Celebrity News

Keke Palmer Reveals the One Role She Wanted and Was ‘So Sad’ to Lose 

“When I look back on it, I wasn't ready.” 
Image may contain Human Person Fashion Bar Counter Pub Keke Palmer Clothing Apparel Evening Dress Gown and Robe

Fans would argue that Keke Palmer's best role to date is Keke Palmer. She's charming, funny, and without a doubt the best dressed person in the room at all times. But even though the actor, 28, has had dozens of starring roles in her more than two decades in the entertainment industry, simultaneously delivered chart-topping hits like “Bottoms Up,” achieved viral meme status, and reeled in 11 million Instagram followers, there's one role she says she was bummed to lose out on. 

“I auditioned for [2005 comedy] Are We There Yet? and I remember being so sad I didn't get it,” Palmer tells Glamour in her July cover interview, referencing the family film starring Ice Cube as a kid-hating bachelor.
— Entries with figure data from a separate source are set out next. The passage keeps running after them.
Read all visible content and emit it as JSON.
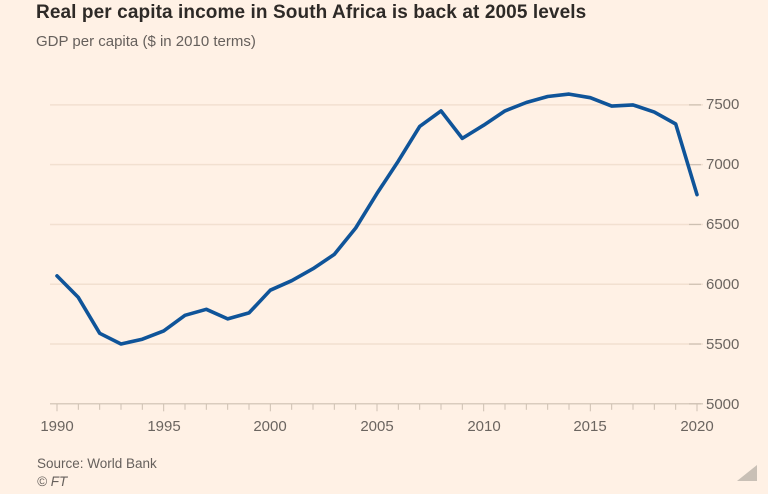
{
  "header": {
    "title": "Real per capita income in South Africa is back at 2005 levels",
    "subtitle": "GDP per capita ($ in 2010 terms)"
  },
  "footer": {
    "source": "Source: World Bank",
    "copyright": "© FT"
  },
  "colors": {
    "background": "#FFF1E5",
    "line": "#0F5499",
    "title_text": "#2E2A27",
    "muted_text": "#66605C",
    "gridline": "#F2E0D0",
    "axis": "#CDC0B2"
  },
  "chart_data": {
    "type": "line",
    "title": "Real per capita income in South Africa is back at 2005 levels",
    "subtitle": "GDP per capita ($ in 2010 terms)",
    "xlabel": "",
    "ylabel": "GDP per capita ($ in 2010 terms)",
    "x": [
      1990,
      1991,
      1992,
      1993,
      1994,
      1995,
      1996,
      1997,
      1998,
      1999,
      2000,
      2001,
      2002,
      2003,
      2004,
      2005,
      2006,
      2007,
      2008,
      2009,
      2010,
      2011,
      2012,
      2013,
      2014,
      2015,
      2016,
      2017,
      2018,
      2019,
      2020
    ],
    "series": [
      {
        "name": "GDP per capita, South Africa ($, 2010 terms)",
        "values": [
          6070,
          5890,
          5590,
          5500,
          5540,
          5610,
          5740,
          5790,
          5710,
          5760,
          5950,
          6030,
          6130,
          6250,
          6470,
          6760,
          7030,
          7320,
          7450,
          7220,
          7330,
          7450,
          7520,
          7570,
          7590,
          7560,
          7490,
          7500,
          7440,
          7340,
          6750
        ]
      }
    ],
    "xlim": [
      1990,
      2020
    ],
    "ylim": [
      5000,
      7500
    ],
    "xticks": [
      1990,
      1995,
      2000,
      2005,
      2010,
      2015,
      2020
    ],
    "yticks": [
      5000,
      5500,
      6000,
      6500,
      7000,
      7500
    ],
    "minor_xticks": "every year",
    "grid": "horizontal only, very faint",
    "legend": "none",
    "ytick_side": "right",
    "source": "Source: World Bank",
    "credit": "© FT"
  }
}
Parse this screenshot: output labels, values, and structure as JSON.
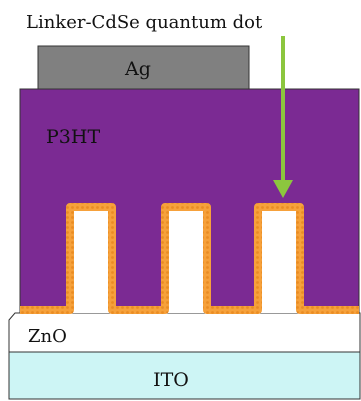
{
  "labels": {
    "linker": "Linker-CdSe quantum dot",
    "ag": "Ag",
    "p3ht": "P3HT",
    "zno": "ZnO",
    "ito": "ITO"
  },
  "colors": {
    "ag": "#808080",
    "p3ht": "#7b2a93",
    "quantum_dot": "#f6a13b",
    "arrow": "#8cc63e",
    "zno": "#ffffff",
    "ito": "#cdf5f5"
  },
  "icons": {
    "arrow": "down-arrow-icon"
  }
}
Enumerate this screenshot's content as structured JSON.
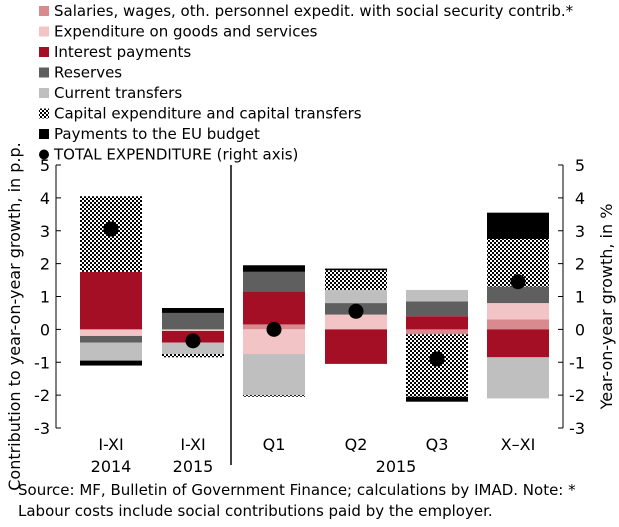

The role ended up going to Aleisha Allen. 

“But when I look back on it, I wasn't ready,” Palmer adds. “When I was, I got the opportunity to do the movie The Long Shots, [also] with Ice Cube. That's why I always say everything is not always for you.”

Keke Palmer's July 2022 Glamour cover. Read the whole story here

She did, it should be noted, also snag another role between 2005's Are We There Yet? and 2008's The Long Shots—a little movie called Akeelah and the Bee, the 2006 film that made Palmer a household name at just 13 years old.

The actor credits her mom with helping her cope with rejection in the industry, which can be brutal for any actor, let alone an actor who's still in middle school. Specifically, her mom's emphasis on God's will helped her not take rejection personally. “I wouldn't feel like, ‘Oh, they didn't want me.’ I'd feel like, ‘Oh, that wasn't what God wanted,’” she says. 

In the end, it all worked out. Palmer is the star of Jordan Peele's hotly anticipated summer horror film, Nope, which might just be her biggest role to date. 

“Sometimes if you wait and keep trucking, growing, and doing your own thing, greater things will come,” she says.